The authentic John Snow, a precursor of Geolocation

Despite the fact that nowadays, for the great majority of people, the name of John Snow brings to his mind to Aegon Targaryen or the heir to the iron throne, there is actually another, perhaps less popular, John Snow (United Kingdom 15/03/1813 - 16/06/1858). This another John Snow should be known as a precursor or forerunner of epidemiology and geolocation and one of the references in the field of dissemination of data thanks to its Cholera map of 1854.


John Snow was an English doctor who was able to demonstrate in an innovative way that the Cholera was driven by the consumption of water contaminated with feces, breaking with the then-dominant miasma theory which assured that the origin of the disease was based on the air or the foul odors of soils or impure waters.

For that purpose, John Snow analyzed in detail the cases of the cholera outbreak in the city of London in 1854 and detected that approximately 700 people deceased in the area of Soho during the same week. To make a clearer view of this issue, Dr. Snow developed a geographic information system based on information layers over a map of the neighborhood. Specifically, John Snow represented a layer with the water pumps (points in the map labeled as “pump”) and another layer visualizing the deaths occurred in every building of this area (stacked black lines in each house).

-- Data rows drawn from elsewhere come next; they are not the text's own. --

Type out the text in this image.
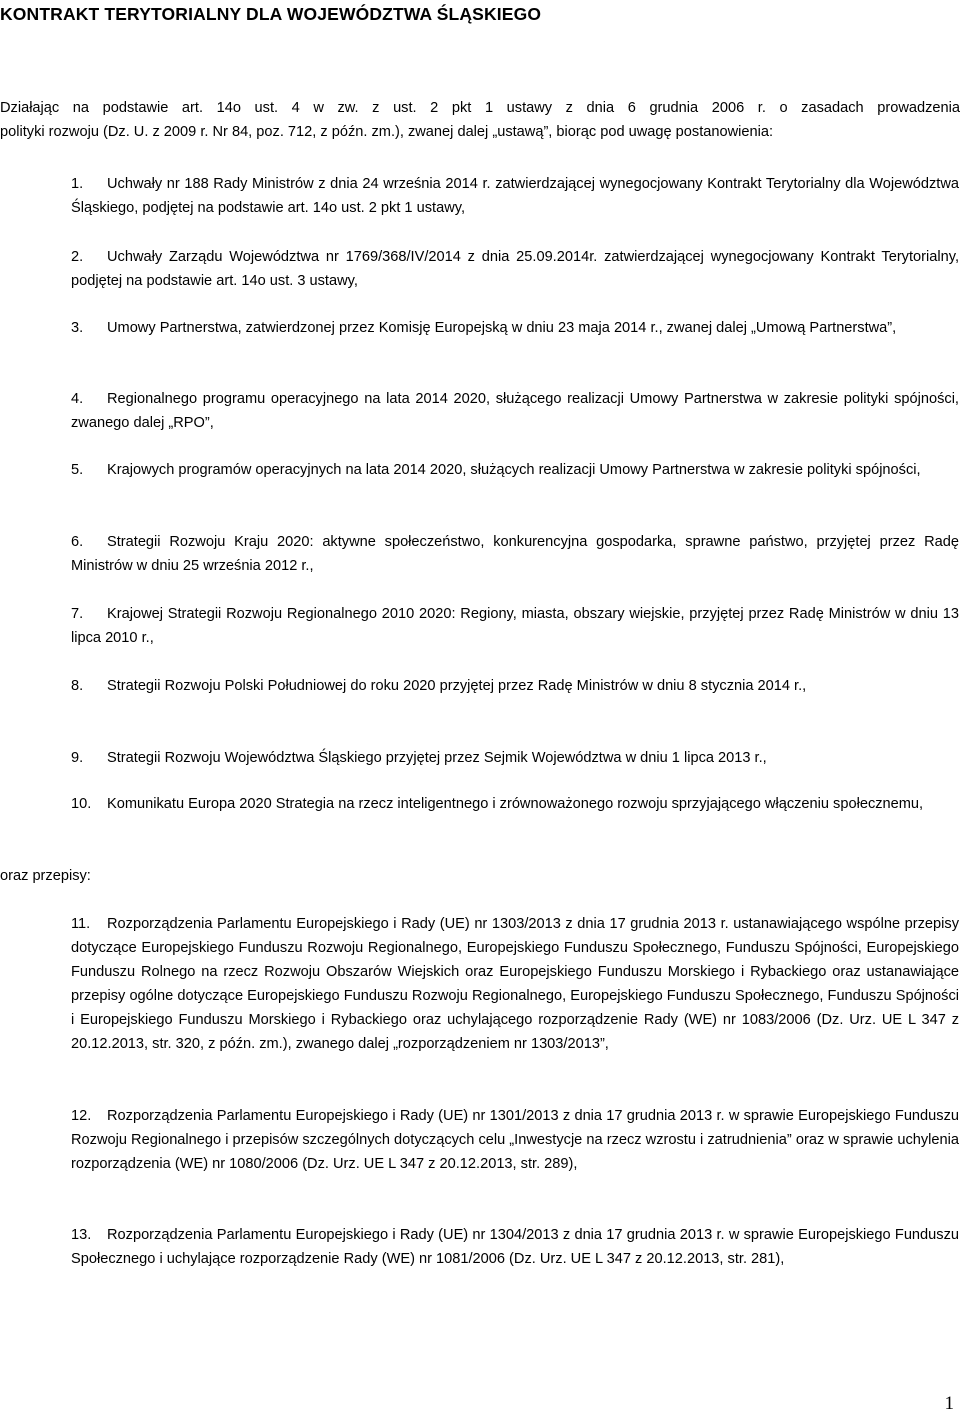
KONTRAKT TERYTORIALNY DLA WOJEWÓDZTWA ŚLĄSKIEGO
Działając na podstawie art. 14o ust. 4 w zw. z ust. 2 pkt 1 ustawy z dnia 6 grudnia 2006 r. o zasadach prowadzenia
polityki rozwoju (Dz. U. z 2009 r. Nr 84, poz. 712, z późn. zm.), zwanej dalej „ustawą”, biorąc pod uwagę postanowienia:

1. Uchwały nr 188 Rady Ministrów z dnia 24 września 2014 r. zatwierdzającej wynegocjowany Kontrakt Terytorialny dla Województwa Śląskiego, podjętej na podstawie art. 14o ust. 2 pkt 1 ustawy,

2. Uchwały Zarządu Województwa nr 1769/368/IV/2014 z dnia 25.09.2014r. zatwierdzającej wynegocjowany Kontrakt Terytorialny, podjętej na podstawie art. 14o ust. 3 ustawy,

3. Umowy Partnerstwa, zatwierdzonej przez Komisję Europejską w dniu 23 maja 2014 r., zwanej dalej „Umową Partnerstwa”,

4. Regionalnego programu operacyjnego na lata 2014 2020, służącego realizacji Umowy Partnerstwa w zakresie polityki spójności, zwanego dalej „RPO”,

5. Krajowych programów operacyjnych na lata 2014 2020, służących realizacji Umowy Partnerstwa w zakresie polityki spójności,

6. Strategii Rozwoju Kraju 2020: aktywne społeczeństwo, konkurencyjna gospodarka, sprawne państwo, przyjętej przez Radę Ministrów w dniu 25 września 2012 r.,

7. Krajowej Strategii Rozwoju Regionalnego 2010 2020: Regiony, miasta, obszary wiejskie, przyjętej przez Radę Ministrów w dniu 13 lipca 2010 r.,

8. Strategii Rozwoju Polski Południowej do roku 2020 przyjętej przez Radę Ministrów w dniu 8 stycznia 2014 r.,

9. Strategii Rozwoju Województwa Śląskiego przyjętej przez Sejmik Województwa w dniu 1 lipca 2013 r.,

10. Komunikatu Europa 2020 Strategia na rzecz inteligentnego i zrównoważonego rozwoju sprzyjającego włączeniu społecznemu,

oraz przepisy:

11. Rozporządzenia Parlamentu Europejskiego i Rady (UE) nr 1303/2013 z dnia 17 grudnia 2013 r. ustanawiającego wspólne przepisy dotyczące Europejskiego Funduszu Rozwoju Regionalnego, Europejskiego Funduszu Społecznego, Funduszu Spójności, Europejskiego Funduszu Rolnego na rzecz Rozwoju Obszarów Wiejskich oraz Europejskiego Funduszu Morskiego i Rybackiego oraz ustanawiające przepisy ogólne dotyczące Europejskiego Funduszu Rozwoju Regionalnego, Europejskiego Funduszu Społecznego, Funduszu Spójności i Europejskiego Funduszu Morskiego i Rybackiego oraz uchylającego rozporządzenie Rady (WE) nr 1083/2006 (Dz. Urz. UE L 347 z 20.12.2013, str. 320, z późn. zm.), zwanego dalej „rozporządzeniem nr 1303/2013”,

12. Rozporządzenia Parlamentu Europejskiego i Rady (UE) nr 1301/2013 z dnia 17 grudnia 2013 r. w sprawie Europejskiego Funduszu Rozwoju Regionalnego i przepisów szczególnych dotyczących celu „Inwestycje na rzecz wzrostu i zatrudnienia” oraz w sprawie uchylenia rozporządzenia (WE) nr 1080/2006 (Dz. Urz. UE L 347 z 20.12.2013, str. 289),

13. Rozporządzenia Parlamentu Europejskiego i Rady (UE) nr 1304/2013 z dnia 17 grudnia 2013 r. w sprawie Europejskiego Funduszu Społecznego i uchylające rozporządzenie Rady (WE) nr 1081/2006 (Dz. Urz. UE L 347 z 20.12.2013, str. 281),

1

As a result of this representation, Dr. Snow identified the water pump located on Broad Street, in the heart of the epidemic, as the source of the problem because more than 70% of deaths were caused in its service area. However, and in spite of the clairvoyance of the conclusions, the authorities did not taken into account immediately and John Snow had to clear some confusing cases. For example, some workers in a workshop and others in a distillery had hardly suffered cholera cases due to the fact that they had private well pumps. In addition, certain cases of deaths far from the area of ​​the water pump were also clarified based on visits to the area for work or family reasons.

Finally, and thanks to the fact that the origin of the epidemic was also detected (the contamination of the waters by the filtration of a baby’s diapers that had been thrown into a black hole days before the epidemic began), John Snow got the authorities to remove the handle of the pump and then, the cholera cases began to reduce.

Today, there are several references to Dr. John Snow in the current neighborhood of Soho, on the famous Broad Street renamed today as Broadwick Street. A pub with its name where the John Snow Society meets, a sculpture of the famous pump of water, or even a small plate in the building where said pump was.